In news, timing is everything. Isn’t it possible that the news about the AP phone records was meant to dilute the attention on the IRS corruption scandal? More than possible, I daresay.
James Rosen. The next shock to Big Media’s system was the revelation that Fox News reporter James Rosen had been named as a “possible criminal co-conspirator” in an application for a search warrant to enable seizure of Mr. Rosen’s phone records. The warrant was obtained as part of an investigation into what Attorney General Eric Holder characterized as serious security leaks. Both Mr. Holder and President Obama have repeatedly assured reporters and the general public that they do not intend to prosecute Mr. Rosen, but named him a co-conspirator only to get a warrant to search his phone records to find a “dangerous” government leaker. Evidently, Mr. Holder had to judge-shop to get the warrant issued at all. It was later revealed that the phone records of Mr. Rosen’s parents were covered by the search warrant, too.
Again, we have no information on why the Rosen story broke when it did. Perhaps the timing is a coincidence, but it does appear to be an “exclamation point” on the AP story – as well as another dilution of the Obama administration’s Scandalorama.
Data-mining. In the last two weeks the public has been made aware that the National Security Agency is engaged in a massive data-mining exercise that includes the phone records of all Americans and non-citizens who reside in the country. The NSA says this tactic is being used to trace contacts with enemy terrorists. Officials insist that this is legal and that the NSA is doing nothing wrong with the data, but the public is disquieted by the activity – particularly in view of recent government misconduct within the IRS. Naturally, the media are chasing after this new scandal at full tilt.
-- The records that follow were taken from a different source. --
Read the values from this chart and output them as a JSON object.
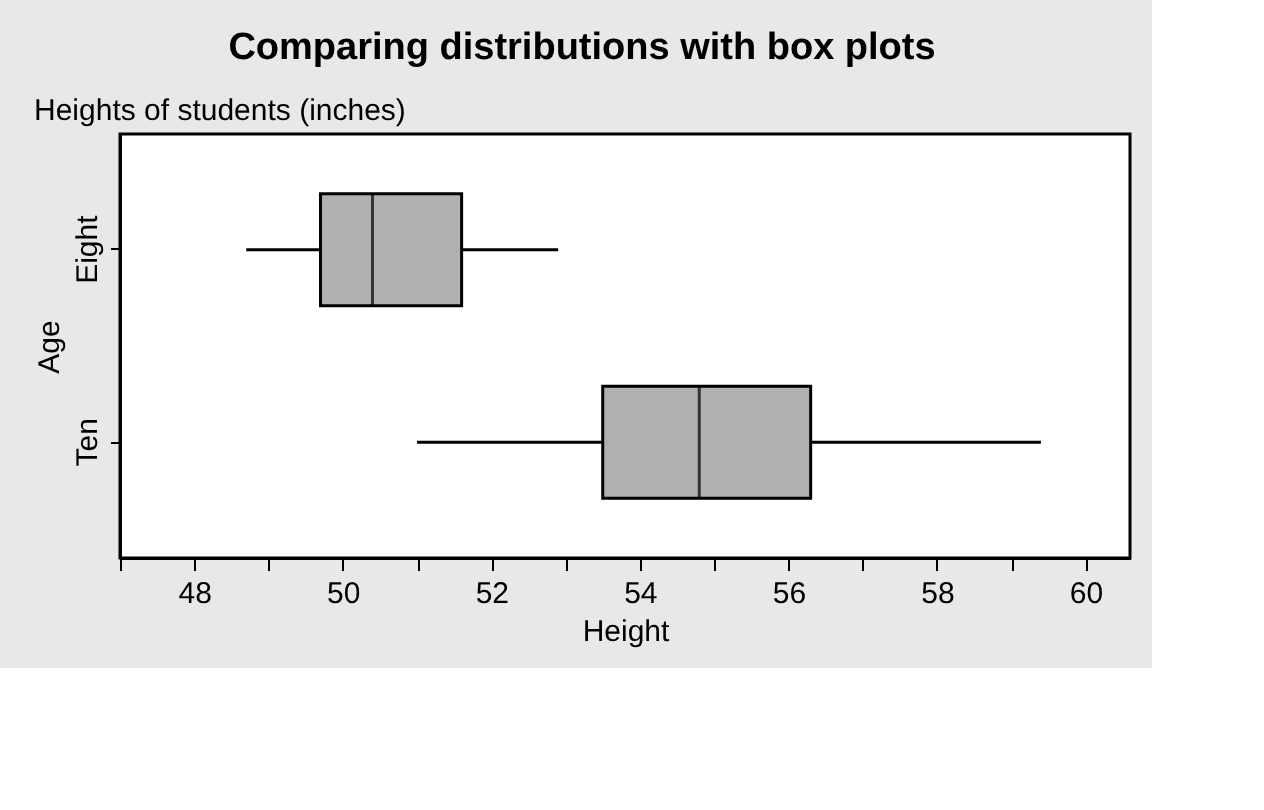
{
  "chart_data": {
    "type": "box",
    "title": "Comparing distributions with box plots",
    "subtitle": "Heights of students (inches)",
    "xlabel": "Height",
    "ylabel": "Age",
    "orientation": "horizontal",
    "categories": [
      "Eight",
      "Ten"
    ],
    "color": "#b0b0b0",
    "grid": false,
    "boxes": [
      {
        "low": 48.7,
        "q1": 49.7,
        "median": 50.4,
        "q3": 51.6,
        "high": 52.9
      },
      {
        "low": 51.0,
        "q1": 53.5,
        "median": 54.8,
        "q3": 56.3,
        "high": 59.4
      }
    ],
    "xlim": [
      47,
      60.6
    ],
    "xticks": [
      {
        "value": 47,
        "label": null
      },
      48,
      {
        "value": 49,
        "label": null
      },
      50,
      {
        "value": 51,
        "label": null
      },
      52,
      {
        "value": 53,
        "label": null
      },
      54,
      {
        "value": 55,
        "label": null
      },
      56,
      {
        "value": 57,
        "label": null
      },
      58,
      {
        "value": 59,
        "label": null
      },
      60
    ]
  }
}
At this writing, I haven’t discovered who released this information, or why. Almost certainly, the disclosure came from NSA officials. But why now? Was it to take the public eye off the James Rosen affair and earlier scandals? Nightly news reports are now filled with footage of NSA officials explaining why mining these “metadata” is entirely legal, and how the data help them to keep the country safe.
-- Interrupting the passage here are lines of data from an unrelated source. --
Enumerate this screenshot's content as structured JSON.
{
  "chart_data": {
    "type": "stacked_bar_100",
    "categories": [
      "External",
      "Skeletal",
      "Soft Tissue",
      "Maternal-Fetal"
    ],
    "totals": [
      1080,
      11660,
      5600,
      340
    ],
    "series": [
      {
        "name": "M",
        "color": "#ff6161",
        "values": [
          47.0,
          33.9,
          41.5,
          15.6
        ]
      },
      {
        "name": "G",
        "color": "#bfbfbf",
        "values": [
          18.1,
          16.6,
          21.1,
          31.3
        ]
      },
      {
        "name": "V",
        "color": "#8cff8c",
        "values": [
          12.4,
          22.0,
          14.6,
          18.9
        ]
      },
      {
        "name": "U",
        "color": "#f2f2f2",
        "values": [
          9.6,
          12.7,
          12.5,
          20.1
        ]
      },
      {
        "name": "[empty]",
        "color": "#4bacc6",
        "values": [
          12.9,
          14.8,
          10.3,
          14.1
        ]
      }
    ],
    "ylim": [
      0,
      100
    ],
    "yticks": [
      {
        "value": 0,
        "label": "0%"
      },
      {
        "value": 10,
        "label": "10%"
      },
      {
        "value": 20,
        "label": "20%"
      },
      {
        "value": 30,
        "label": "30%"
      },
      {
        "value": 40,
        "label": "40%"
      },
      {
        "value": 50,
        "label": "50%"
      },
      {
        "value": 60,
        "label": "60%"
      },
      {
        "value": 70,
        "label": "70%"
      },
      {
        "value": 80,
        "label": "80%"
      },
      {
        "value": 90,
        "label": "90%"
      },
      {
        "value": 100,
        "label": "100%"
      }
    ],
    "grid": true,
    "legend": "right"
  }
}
Perhaps all is as they say. I’m willing to presume so. But does anyone remember Benghazi, the IRS, the AP, or James Rosen? QED.
Edward Snowden. A former employee of Booz-Allen Hamilton – a private contractor to the NSA – has recently released information about NSA activities that constitute a serious security breach for the nation. His disclosures have split the country into civil-libertarian and national security camps, causing a great debate to arise across the electronic and print media. Mr. Snowden has fled to Hong Kong, where he continues to release new statements accusing our government of abusing Americans’ civil liberties. Again, our media are slavering after a new story, leaving others (see above) lying on the cutting-room floor.
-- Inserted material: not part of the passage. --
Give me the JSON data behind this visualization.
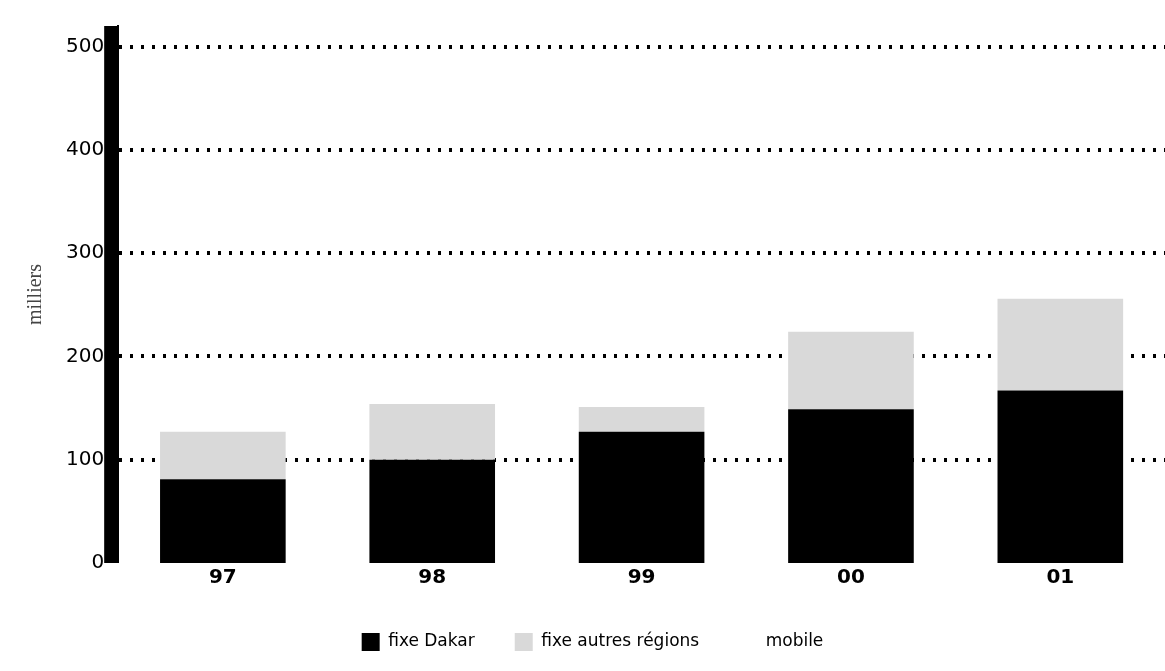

Did our own security agencies set up Edward Snowden to speak out and create an international incident by fleeing to China? We’ll probably never know. Whatever the truth about his activities and the timing of his statements, there is little doubt that things have worked out as well as if all was orchestrated. The controversy over NSA’s data-mining has been pushed to the back burner, while the sensational story of – and debate over – Edward Snowden is pursued, full throttle.
As Joe Stalin might have said: One scandal is a story; many scandals are just a dust-storm.